On the issue of the public sector, over which he is at variance with Labour, Mr Kenny vowed to reduce payroll costs over a period of years "and we are confident we will achieve that".
"We have some wonderful administrators but you don't need duplication and triplication within the public service. So many people working in that service have come forward to say 'I can point out where the waste is'."
He added: "Our country is back in action, we are going to have a stable Government, a strong Government. The future is the only place we all have to live in."
In relation to an attempt made to remove him as Fine Gael leader Mr Kenny was dismissive.
"We had our internal difficulties last year, that's all behind us, and now we face a different horizon, a different future with an enormous challenge. A great responsibility rests on my shoulders and the shoulders of others and we are proud to step up to the mark. And I would expect that everybody who is appointed and everybody who is not appointed will play their part in what we have to do."
Meanwhile, speaking in the Burlington last night, Mr Kenny vowed to lead a strong stable Government, the clearest sign yet that he will form a coalition with Labour.
"I'm deeply grateful to the Irish people for the massive endorsement they have given us. I accept that endorsement and I promise to honour it, cherish it and do my very best to get this country back on track.
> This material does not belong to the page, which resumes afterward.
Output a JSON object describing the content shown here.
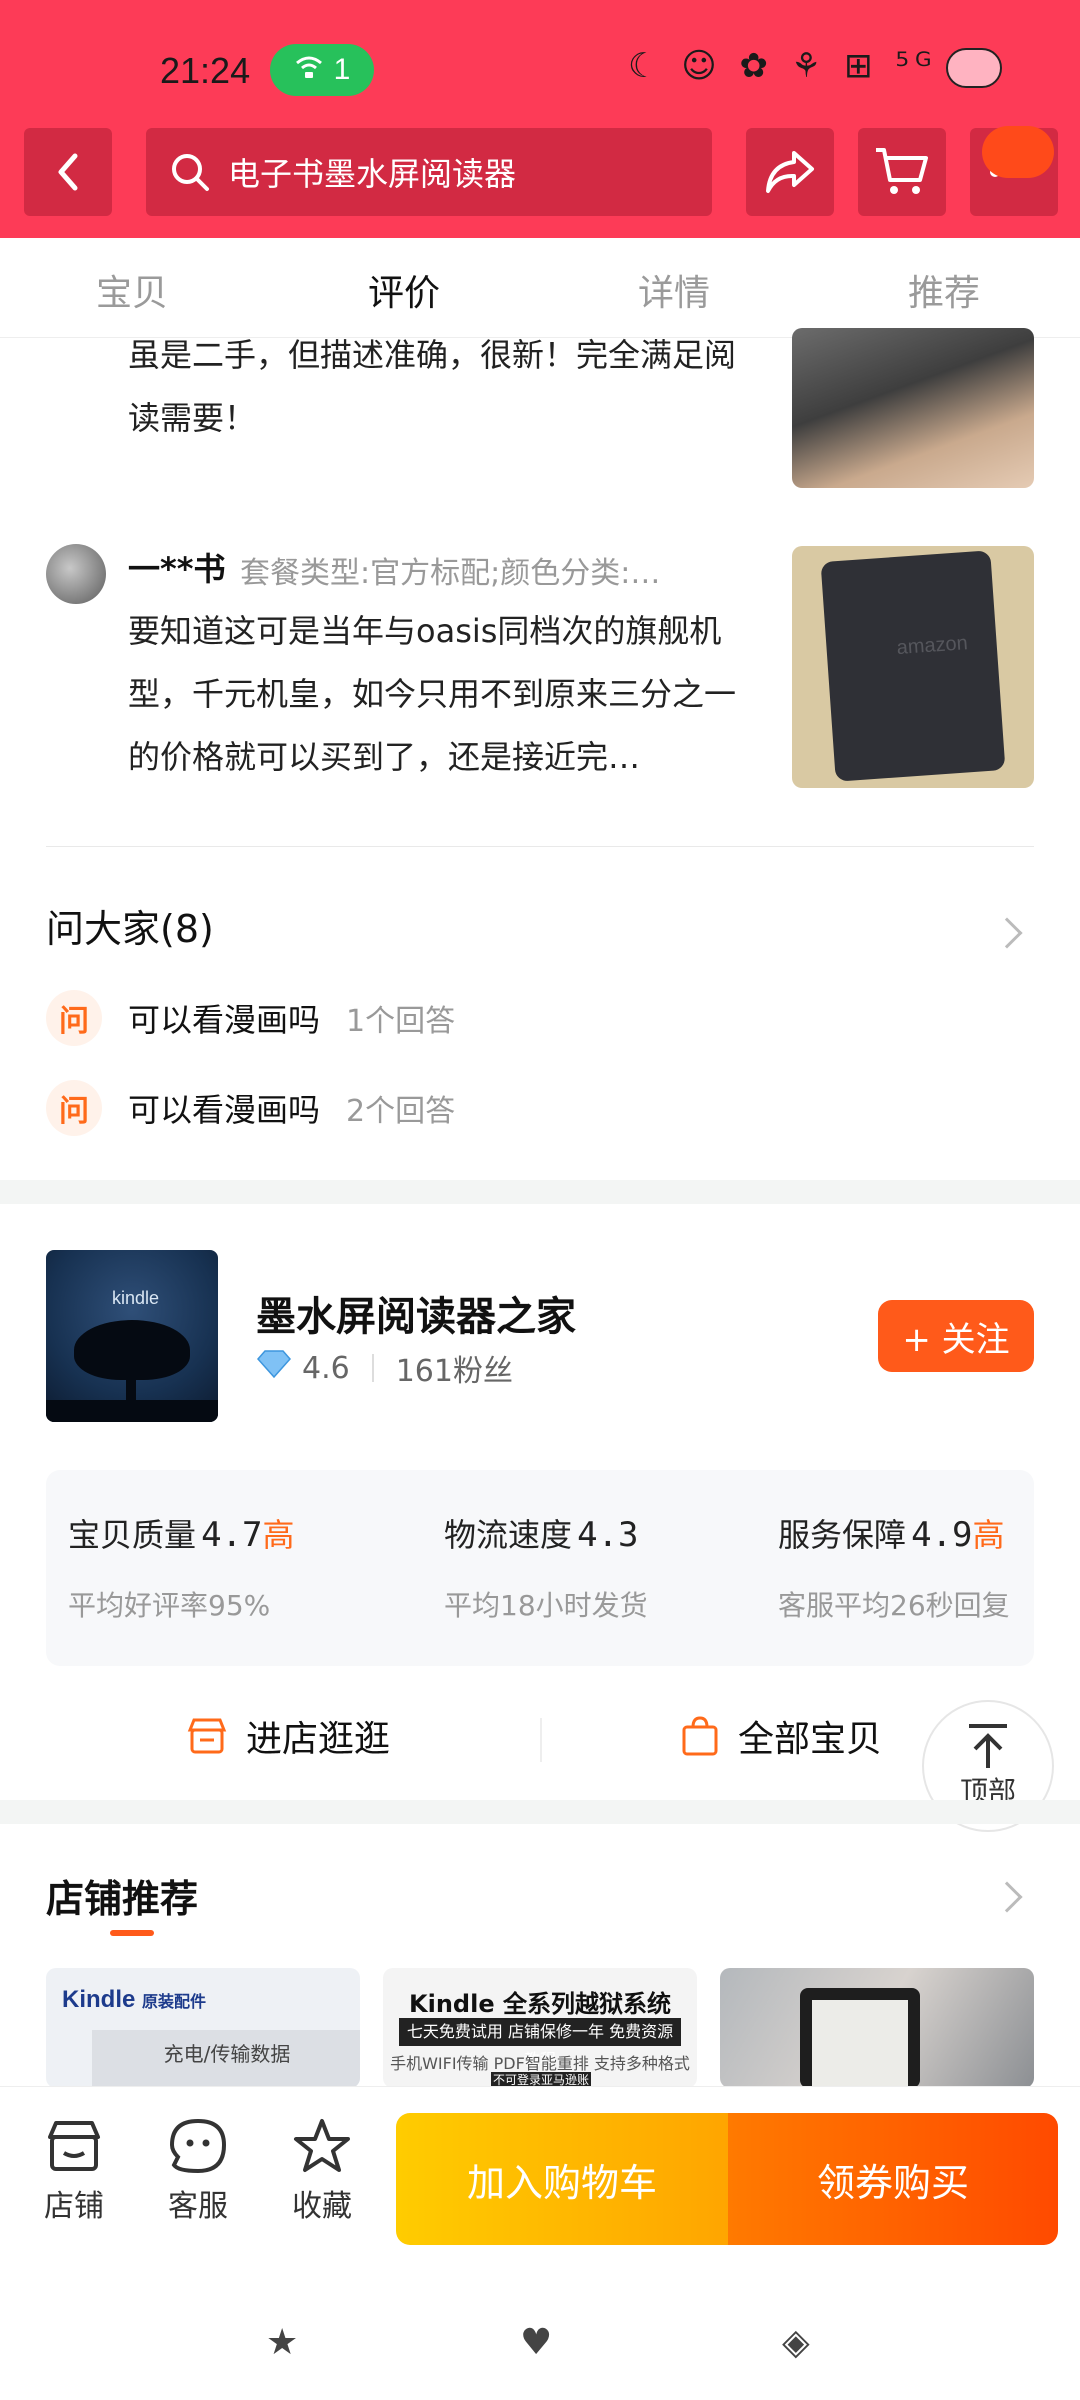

I will lead a change that requires a huge leap of faith, we have to find new courage, to write the next chapter in Ireland's history," he said.
"I will lead a Government worthy of the trust given to us by the Irish people. The people deserve a Government that is strong and clear and that is what the people will get," he told several hundred Fine Gael supporters at the Dublin hotel last night.
"Let us begin again," was the core message of Mr Kenny's victory address.
Initial contacts between Mr Kenny's party and Labour are to commence tomorrow, and all the signs last night were that even if Fine Gael was to get close to an overall majority, it will nonetheless seek to form a Government with Labour.